Child Safety: School Bus Still Best
Experts weigh the merits of changing safety standards of school buses.
Using Seats for Safety
A key safety concept in full-sized school buses is called "compartmentalization." The thickly padded bench seats are spaced close together and have high backs, creating a compartment that protects passengers in a collision.
The NHTSA contends that compartmentalization alone is adequate crash protection, and that to mandate seat belts in addition would be messing with success. Seat belts, officials say, limit the number of kids who can squeeze into a bus seat. That might mean some schools would have to buy more buses, or else tell kids to find another way to school. "You're going to require that these displaced students use much riskier transportation modes," Bolton says, referring to the relatively low rate of deaths in school bus crashes.
"That's a position that we ascribe to as an industry," says Mike Martin, executive director of the National Association for Pupil Transportation. "We try to follow [NHTSA's] guidance whenever we can."

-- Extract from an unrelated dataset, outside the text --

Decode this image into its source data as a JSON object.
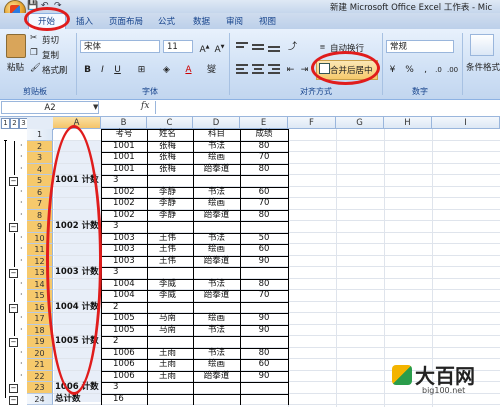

The American Academy of Pediatrics, however, wants to see three-point safety belts in every school bus, a position it has held since 1996. "We are still in favor of that," says Denise Dowd, MD, a member of the academy's Committee on Injury and Poison Prevention and chief of the section of injury prevention at Children's Mercy Hospital in Kansas City, Mo.
Dowd says too little is known about injuries to conclude that buses are safe enough without seat belts. "There's not any good tracking system or accumulation of data for nonfatal injuries that you can tie directly to school buses," she tells WebMD.
What's more, compartmentalization is designed primarily to protect passengers in head-on or rear-end collisions. What happens if, for example, a bus tips over?
In October 2005 such an accident occurred in the rural community of Plainfield, N.H. A bus taking kids home from school ran off the shoulder of a narrow, winding dirt road and flipped on its side. None of the 28 children on board was injured. All but one were wearing seat belts.
It's easy to imagine how unrestrained kids on the high side of the overturned bus could have been hurt, or could have injured others, by tumbling out of their seats. But no one knows for sure, because this kind of accident hasn't been studied. "There's a lot of evidence that's lacking," Dowd says.
According to Superintendent Russell Collins, Plainfield school buses have been equipped with lap belts for more than a decade. But in a sparsely populated district, where the bus stops for most students at their own driveways, school administrators haven't had to weigh safety vs. reduced passenger capacity. "That issue has never come up," Collins says.